Что сей сон значит, какие выводы заставляют нас сделать эти примеры? Сам по себе каждый из них можно счесть простой вольностью и отдельным случаем – случаем обращения к образному или метафорическому стилю, к приблизительной и фигуральной речи. Но их множество, плотная насыщенность ими всего дискурса, всего текста «не-философии» убедительно говорят, что выходы в не-семантику выражают какое-то общее качество, присущее самой природе этого дискурса. Фактор количества (и всеприсутствия) оказывается значим, тут именно тот случай, когда количество переходит в качество. Мы констатируем, что проект «не-философии» последовательно и систематически практикует выход за пределы конвенциональной семантики. По отношению к философскому дискурсу такой выход есть некоторый способ детерриторизации философии, и мы получаем первый вывод: стратегия детерриторизации в «не-философии» – это не просто детерриторизация в науку, но сочетание двух разных способов, детерриторизации в науку и детерриторизации в не-семантику.

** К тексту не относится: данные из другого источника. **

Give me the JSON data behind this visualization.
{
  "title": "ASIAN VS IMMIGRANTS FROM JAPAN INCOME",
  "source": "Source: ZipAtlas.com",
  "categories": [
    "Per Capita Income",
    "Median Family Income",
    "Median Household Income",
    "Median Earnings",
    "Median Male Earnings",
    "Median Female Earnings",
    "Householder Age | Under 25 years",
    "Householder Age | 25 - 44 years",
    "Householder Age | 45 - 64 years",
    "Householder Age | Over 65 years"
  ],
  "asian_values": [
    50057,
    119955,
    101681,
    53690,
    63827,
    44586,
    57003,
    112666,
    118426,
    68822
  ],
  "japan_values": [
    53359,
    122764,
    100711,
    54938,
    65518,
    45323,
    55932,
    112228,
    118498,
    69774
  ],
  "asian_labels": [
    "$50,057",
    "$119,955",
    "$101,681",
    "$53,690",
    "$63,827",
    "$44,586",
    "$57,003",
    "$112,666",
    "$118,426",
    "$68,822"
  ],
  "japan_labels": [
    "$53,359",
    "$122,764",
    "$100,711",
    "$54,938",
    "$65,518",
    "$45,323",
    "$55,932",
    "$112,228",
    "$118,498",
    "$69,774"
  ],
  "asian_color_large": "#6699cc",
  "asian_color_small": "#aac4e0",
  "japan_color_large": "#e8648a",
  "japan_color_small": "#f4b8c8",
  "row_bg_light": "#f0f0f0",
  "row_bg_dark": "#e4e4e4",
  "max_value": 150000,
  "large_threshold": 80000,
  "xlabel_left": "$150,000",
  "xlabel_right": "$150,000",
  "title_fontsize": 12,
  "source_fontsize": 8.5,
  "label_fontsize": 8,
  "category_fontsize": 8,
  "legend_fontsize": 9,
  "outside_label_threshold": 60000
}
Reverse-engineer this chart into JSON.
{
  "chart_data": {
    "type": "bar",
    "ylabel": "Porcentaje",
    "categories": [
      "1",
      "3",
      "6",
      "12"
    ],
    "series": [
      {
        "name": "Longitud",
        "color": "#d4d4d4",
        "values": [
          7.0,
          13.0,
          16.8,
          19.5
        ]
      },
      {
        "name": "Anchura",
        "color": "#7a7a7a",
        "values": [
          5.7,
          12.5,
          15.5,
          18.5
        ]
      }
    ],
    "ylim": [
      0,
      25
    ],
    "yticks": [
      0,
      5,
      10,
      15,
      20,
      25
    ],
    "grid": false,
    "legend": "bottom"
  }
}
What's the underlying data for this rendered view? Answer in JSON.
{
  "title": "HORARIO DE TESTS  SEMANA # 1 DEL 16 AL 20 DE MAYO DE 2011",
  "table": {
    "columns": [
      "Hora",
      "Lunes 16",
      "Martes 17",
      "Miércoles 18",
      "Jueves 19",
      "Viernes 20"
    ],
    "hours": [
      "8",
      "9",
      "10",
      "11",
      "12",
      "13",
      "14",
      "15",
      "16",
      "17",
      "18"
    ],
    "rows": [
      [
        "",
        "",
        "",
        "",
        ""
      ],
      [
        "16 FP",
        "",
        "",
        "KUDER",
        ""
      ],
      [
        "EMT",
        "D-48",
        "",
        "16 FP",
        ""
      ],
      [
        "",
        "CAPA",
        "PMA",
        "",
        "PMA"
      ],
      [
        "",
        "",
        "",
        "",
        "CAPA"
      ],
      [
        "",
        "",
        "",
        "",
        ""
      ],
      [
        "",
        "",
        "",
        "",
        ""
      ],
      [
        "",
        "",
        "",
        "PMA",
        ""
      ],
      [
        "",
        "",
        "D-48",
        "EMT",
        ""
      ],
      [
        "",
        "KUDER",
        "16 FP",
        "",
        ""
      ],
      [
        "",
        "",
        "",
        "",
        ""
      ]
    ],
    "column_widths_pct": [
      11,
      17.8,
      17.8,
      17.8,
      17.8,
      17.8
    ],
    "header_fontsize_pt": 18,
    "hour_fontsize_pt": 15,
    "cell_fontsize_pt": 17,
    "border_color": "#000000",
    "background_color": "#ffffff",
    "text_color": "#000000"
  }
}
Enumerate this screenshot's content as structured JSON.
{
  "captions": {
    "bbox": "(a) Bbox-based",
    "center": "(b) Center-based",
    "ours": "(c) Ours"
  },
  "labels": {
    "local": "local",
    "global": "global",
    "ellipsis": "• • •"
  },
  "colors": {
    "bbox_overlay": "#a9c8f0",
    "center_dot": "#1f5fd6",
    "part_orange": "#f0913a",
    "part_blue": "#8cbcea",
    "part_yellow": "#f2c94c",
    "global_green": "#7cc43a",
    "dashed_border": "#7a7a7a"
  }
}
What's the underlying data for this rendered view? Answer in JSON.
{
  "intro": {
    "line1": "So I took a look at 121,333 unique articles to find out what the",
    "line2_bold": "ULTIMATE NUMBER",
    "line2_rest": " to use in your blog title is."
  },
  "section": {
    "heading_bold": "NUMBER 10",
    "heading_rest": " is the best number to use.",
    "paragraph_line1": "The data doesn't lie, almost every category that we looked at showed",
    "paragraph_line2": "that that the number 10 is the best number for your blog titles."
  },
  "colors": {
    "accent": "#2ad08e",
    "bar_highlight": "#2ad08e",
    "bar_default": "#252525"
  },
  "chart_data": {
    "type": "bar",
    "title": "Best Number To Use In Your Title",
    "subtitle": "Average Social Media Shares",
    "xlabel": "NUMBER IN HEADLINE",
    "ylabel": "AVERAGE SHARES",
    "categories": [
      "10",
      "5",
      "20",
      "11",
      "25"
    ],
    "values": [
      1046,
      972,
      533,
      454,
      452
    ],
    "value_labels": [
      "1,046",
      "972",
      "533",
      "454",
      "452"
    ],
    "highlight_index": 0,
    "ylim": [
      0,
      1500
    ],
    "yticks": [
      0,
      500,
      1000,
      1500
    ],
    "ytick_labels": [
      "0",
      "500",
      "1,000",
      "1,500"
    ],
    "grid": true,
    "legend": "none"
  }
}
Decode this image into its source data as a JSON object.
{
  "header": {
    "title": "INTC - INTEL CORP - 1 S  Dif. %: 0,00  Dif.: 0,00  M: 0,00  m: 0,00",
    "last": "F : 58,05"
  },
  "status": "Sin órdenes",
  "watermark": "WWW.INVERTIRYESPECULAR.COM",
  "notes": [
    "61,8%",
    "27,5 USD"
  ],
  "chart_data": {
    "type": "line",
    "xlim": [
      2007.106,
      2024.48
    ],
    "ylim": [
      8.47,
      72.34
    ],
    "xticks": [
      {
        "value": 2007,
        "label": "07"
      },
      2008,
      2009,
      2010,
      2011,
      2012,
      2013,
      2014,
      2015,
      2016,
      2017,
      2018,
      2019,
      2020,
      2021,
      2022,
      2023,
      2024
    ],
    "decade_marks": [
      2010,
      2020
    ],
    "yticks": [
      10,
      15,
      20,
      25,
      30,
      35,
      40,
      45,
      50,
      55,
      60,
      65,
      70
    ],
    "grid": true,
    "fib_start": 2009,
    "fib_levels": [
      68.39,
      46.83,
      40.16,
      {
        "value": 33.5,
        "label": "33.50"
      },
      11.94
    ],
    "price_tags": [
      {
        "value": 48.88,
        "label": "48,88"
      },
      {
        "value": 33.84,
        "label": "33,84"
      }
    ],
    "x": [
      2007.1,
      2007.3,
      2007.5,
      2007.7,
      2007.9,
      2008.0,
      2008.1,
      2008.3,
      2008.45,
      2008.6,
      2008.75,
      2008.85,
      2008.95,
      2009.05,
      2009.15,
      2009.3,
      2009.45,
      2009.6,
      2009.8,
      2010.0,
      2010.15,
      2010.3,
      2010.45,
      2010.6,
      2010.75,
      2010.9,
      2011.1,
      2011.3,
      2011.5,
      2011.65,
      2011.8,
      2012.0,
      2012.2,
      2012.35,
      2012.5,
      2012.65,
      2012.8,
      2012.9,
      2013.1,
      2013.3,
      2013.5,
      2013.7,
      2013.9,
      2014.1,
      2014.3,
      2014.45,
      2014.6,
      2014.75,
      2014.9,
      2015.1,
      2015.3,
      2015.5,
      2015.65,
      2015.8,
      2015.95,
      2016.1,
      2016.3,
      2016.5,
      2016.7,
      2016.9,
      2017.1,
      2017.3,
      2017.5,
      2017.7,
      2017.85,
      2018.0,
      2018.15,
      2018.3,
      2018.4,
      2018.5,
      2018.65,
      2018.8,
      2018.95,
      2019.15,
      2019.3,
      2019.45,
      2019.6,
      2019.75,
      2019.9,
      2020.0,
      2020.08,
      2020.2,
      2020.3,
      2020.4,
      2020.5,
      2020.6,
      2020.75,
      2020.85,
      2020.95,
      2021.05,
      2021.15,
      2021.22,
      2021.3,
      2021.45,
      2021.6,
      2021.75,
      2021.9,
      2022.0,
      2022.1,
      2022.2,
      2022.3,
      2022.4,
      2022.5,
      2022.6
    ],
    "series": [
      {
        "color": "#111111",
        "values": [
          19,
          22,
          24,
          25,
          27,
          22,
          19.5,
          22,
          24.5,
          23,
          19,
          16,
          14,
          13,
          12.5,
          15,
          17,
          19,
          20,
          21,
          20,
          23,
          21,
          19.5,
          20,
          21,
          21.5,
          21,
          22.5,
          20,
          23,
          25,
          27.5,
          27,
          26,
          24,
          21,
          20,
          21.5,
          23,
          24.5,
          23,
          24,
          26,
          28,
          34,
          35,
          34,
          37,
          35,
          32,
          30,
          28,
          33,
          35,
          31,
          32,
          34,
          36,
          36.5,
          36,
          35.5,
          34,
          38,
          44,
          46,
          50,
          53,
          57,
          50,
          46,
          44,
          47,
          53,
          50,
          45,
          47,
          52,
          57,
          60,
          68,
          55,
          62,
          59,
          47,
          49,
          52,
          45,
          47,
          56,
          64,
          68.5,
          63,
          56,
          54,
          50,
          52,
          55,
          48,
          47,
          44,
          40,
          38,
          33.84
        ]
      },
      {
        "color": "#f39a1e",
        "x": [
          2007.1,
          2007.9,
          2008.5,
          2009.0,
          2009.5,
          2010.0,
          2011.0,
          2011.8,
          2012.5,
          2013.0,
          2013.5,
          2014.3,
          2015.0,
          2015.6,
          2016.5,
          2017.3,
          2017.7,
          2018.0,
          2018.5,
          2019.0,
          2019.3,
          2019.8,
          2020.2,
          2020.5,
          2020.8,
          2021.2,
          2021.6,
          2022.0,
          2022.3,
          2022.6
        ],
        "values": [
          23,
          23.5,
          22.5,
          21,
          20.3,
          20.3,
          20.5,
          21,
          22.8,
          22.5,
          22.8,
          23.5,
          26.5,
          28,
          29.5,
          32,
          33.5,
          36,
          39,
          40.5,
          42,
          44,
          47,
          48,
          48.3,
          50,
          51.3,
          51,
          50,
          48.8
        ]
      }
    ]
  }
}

Рассмотрим ближе этот новый способ. Заметим, прежде всего, что выходы в не-семантику наиболее сконцентрированы в третьем, ключевом блоке «не-философии» – блоке «генерического», которое сводит воедино два других блока, «философию» и «квантовое ядро», посредством «генерической трансформации», происходящей в «генерической матрице». Практически все основные формулировки, которыми вводятся положения и конструкции «генерической науки», «квантики», включают те или иные не- или парасемантические элементы, даже когда на вид эти формулировки выглядят правильными определениями. Во многих случаях такие формулировки и псевдоопределения обсуждаются, разъясняются, однако разъяснения, как уже отмечалось, никогда не доходят до конца, до появления отчетливого и однозначного смысла – всегда остается неустранимый «парасемантический остаток». И это значит, что детерриторизация в не-семантику – никак не акциденция, не побочная дополнительная черта для генерической трансформации. Нет, она входит в ее суть и специфику, она – сама основа ее внутреннего содержания, наряду с детерриторизацией в науку. К подобным выводам приходила и Л.А. Гоготишвили: в своем обзоре «не-философии» она весьма прямо говорит об «отречении Ларюэля от семантики», находя, что такое отречение – не что иное, как один из принципов работы «коллайдера понятий»: «Он [Ларюэль], похоже, имеет в виду поиск таких результативных сталкиваний концептов… которые происходили бы вне всякой связи с лингвосемантическими закономерностями дробления и сращивания языковых семантических единиц» [Гоготишвили 2011, 118]. Говоря кратко, происходящее в коллайдере – это «несемантическая коллизия понятий».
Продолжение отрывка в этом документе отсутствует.